OAKLAND, Calif. — An administrator at a small Christian university where seven people were killed this week said Wednesday she was the gunman's primary intended target after she rejected his repeated requests for a refund of his tuition.
Ellen Cervellon, director of the nursing program at Oikos University, wasn't on campus Monday when her former student came looking for her then went on his rampage.
Two days later, in an interview with the Associated Press, a shaken Cervellon said the murders are haunting her.
"I have that weight on my shoulders and I don't know what to do with it," she said, her voice quavering. "Every single one of those students were going to be an excellent, excellent nurse. They're in my heart, and they always will be."
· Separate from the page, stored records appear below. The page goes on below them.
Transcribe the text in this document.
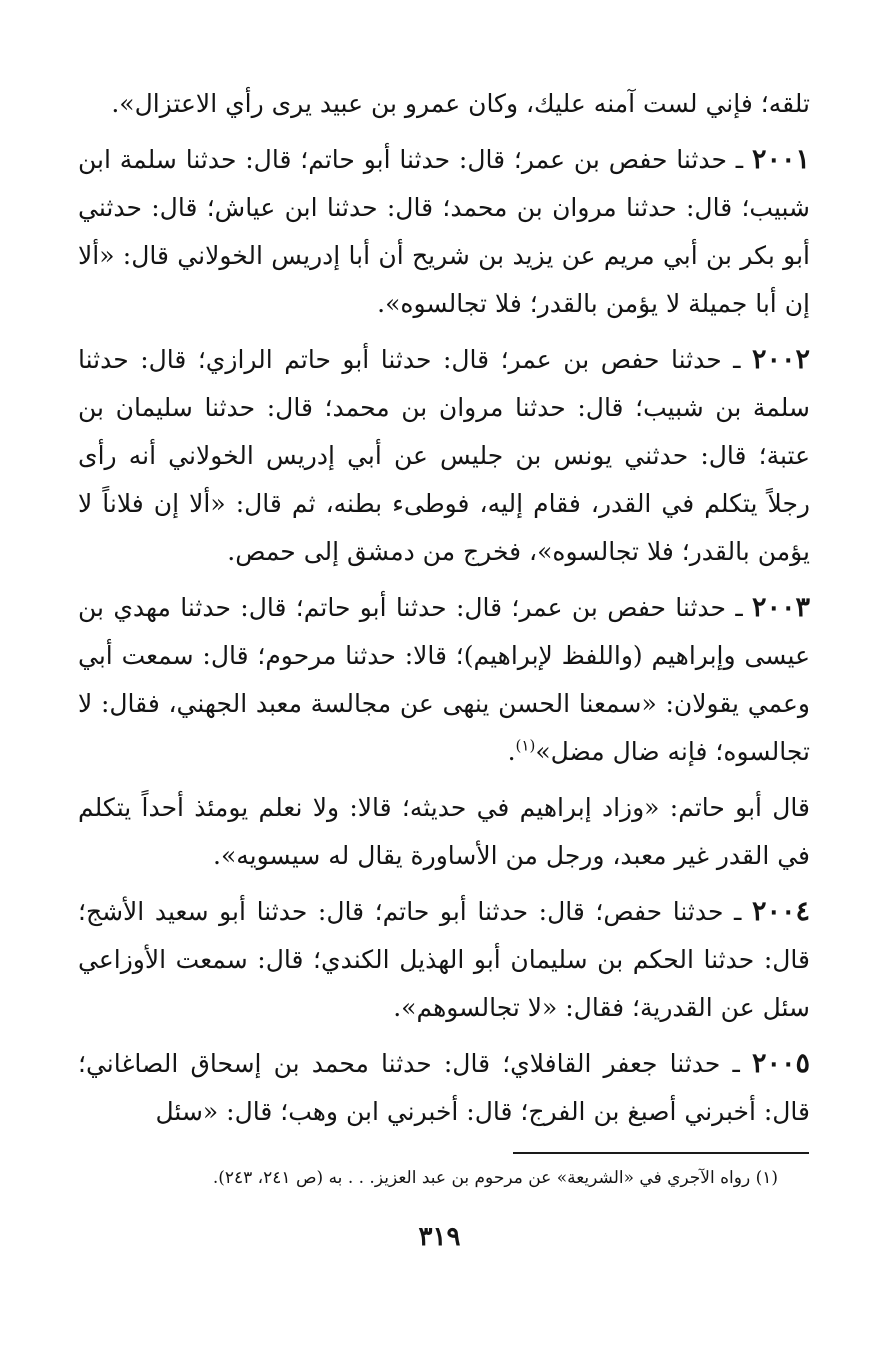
تلقه؛ فإني لست آمنه عليك، وكان عمرو بن عبيد يرى رأي الاعتزال».

٢٠٠١ ـ حدثنا حفص بن عمر؛ قال: حدثنا أبو حاتم؛ قال: حدثنا سلمة ابن شبيب؛ قال: حدثنا مروان بن محمد؛ قال: حدثنا ابن عياش؛ قال: حدثني أبو بكر بن أبي مريم عن يزيد بن شريح أن أبا إدريس الخولاني قال: «ألا إن أبا جميلة لا يؤمن بالقدر؛ فلا تجالسوه».

٢٠٠٢ ـ حدثنا حفص بن عمر؛ قال: حدثنا أبو حاتم الرازي؛ قال: حدثنا سلمة بن شبيب؛ قال: حدثنا مروان بن محمد؛ قال: حدثنا سليمان بن عتبة؛ قال: حدثني يونس بن جليس عن أبي إدريس الخولاني أنه رأى رجلاً يتكلم في القدر، فقام إليه، فوطىء بطنه، ثم قال: «ألا إن فلاناً لا يؤمن بالقدر؛ فلا تجالسوه»، فخرج من دمشق إلى حمص.

٢٠٠٣ ـ حدثنا حفص بن عمر؛ قال: حدثنا أبو حاتم؛ قال: حدثنا مهدي بن عيسى وإبراهيم (واللفظ لإبراهيم)؛ قالا: حدثنا مرحوم؛ قال: سمعت أبي وعمي يقولان: «سمعنا الحسن ينهى عن مجالسة معبد الجهني، فقال: لا تجالسوه؛ فإنه ضال مضل»$^{(١)}$.

قال أبو حاتم: «وزاد إبراهيم في حديثه؛ قالا: ولا نعلم يومئذ أحداً يتكلم في القدر غير معبد، ورجل من الأساورة يقال له سيسويه».

٢٠٠٤ ـ حدثنا حفص؛ قال: حدثنا أبو حاتم؛ قال: حدثنا أبو سعيد الأشج؛ قال: حدثنا الحكم بن سليمان أبو الهذيل الكندي؛ قال: سمعت الأوزاعي سئل عن القدرية؛ فقال: «لا تجالسوهم».

٢٠٠٥ ـ حدثنا جعفر القافلاي؛ قال: حدثنا محمد بن إسحاق الصاغاني؛ قال: أخبرني أصبغ بن الفرج؛ قال: أخبرني ابن وهب؛ قال: «سئل

(١) رواه الآجري في «الشريعة» عن مرحوم بن عبد العزيز. . . به (ص ٢٤١، ٢٤٣).
٣١٩
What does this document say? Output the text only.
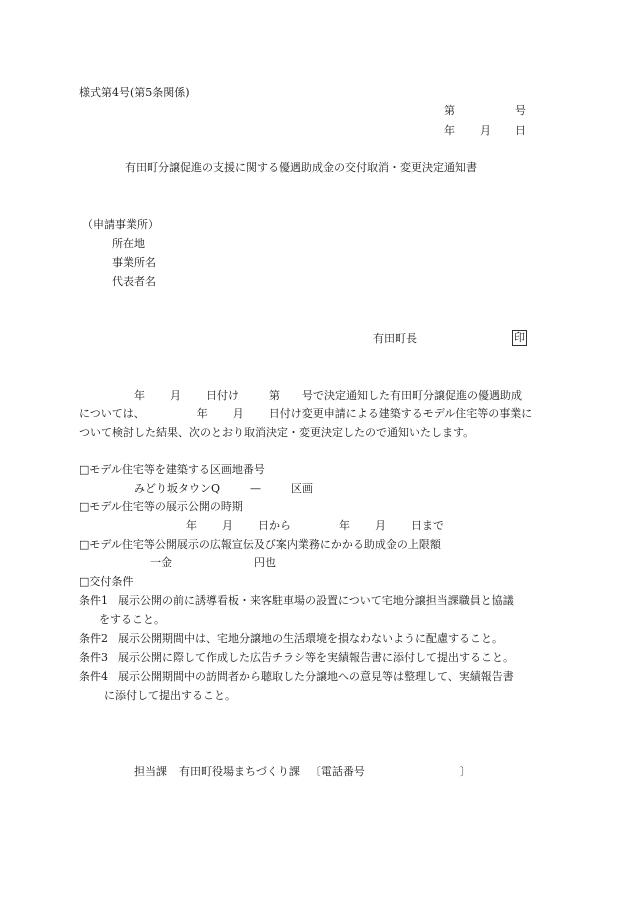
様式第4号(第5条関係)
第	号
年 月 日
有田町分譲促進の支援に関する優遇助成金の交付取消・変更決定通知書
（申請事業所）
所在地
事業所名
代表者名
有田町長	印
年 月 日付け	第 号で決定通知した有田町分譲促進の優遇助成
については、	年 月 日付け変更申請による建築するモデル住宅等の事業に
ついて検討した結果、次のとおり取消決定・変更決定したので通知いたします。
□モデル住宅等を建築する区画地番号
みどり坂タウンQ	—	区画
□モデル住宅等の展示公開の時期
年 月 日から	年 月 日まで
□モデル住宅等公開展示の広報宣伝及び案内業務にかかる助成金の上限額
一金	円也
□交付条件
条件1 展示公開の前に誘導看板・来客駐車場の設置について宅地分譲担当課職員と協議
をすること。
条件2 展示公開期間中は、宅地分譲地の生活環境を損なわないように配慮すること。
条件3 展示公開に際して作成した広告チラシ等を実績報告書に添付して提出すること。
条件4 展示公開期間中の訪問者から聴取した分譲地への意見等は整理して、実績報告書
に添付して提出すること。
担当課 有田町役場まちづくり課 〔電話番号	〕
Oakland police Chief Howard Jordan confirmed Cervellon was the apparent target. Officer Johnna Watson, a police spokeswoman, said later that police are looking into the possibility that other administrators had been targeted.
One Goh, 43, was charged Wednesday with seven counts of murder and three counts of attempted murder, plus a special circumstance allegation of committing multiple murders that could make him eligible for the death penalty.
Shackled and showing little emotion, Goh said nothing during a brief court appearance other than a soft "yes" when the judge asked if he understood the charges. He did not enter a plea.
In a police affidavit, Officer Robert Trevino said Goh acknowledged going to Oikos on Monday with a .45-caliber handgun and four magazines of ammunition.
Police have said Goh was seeking a female administrator. When told she wasn't there, they said, he began shooting in classrooms, killing six students and a receptionist and wounding three others.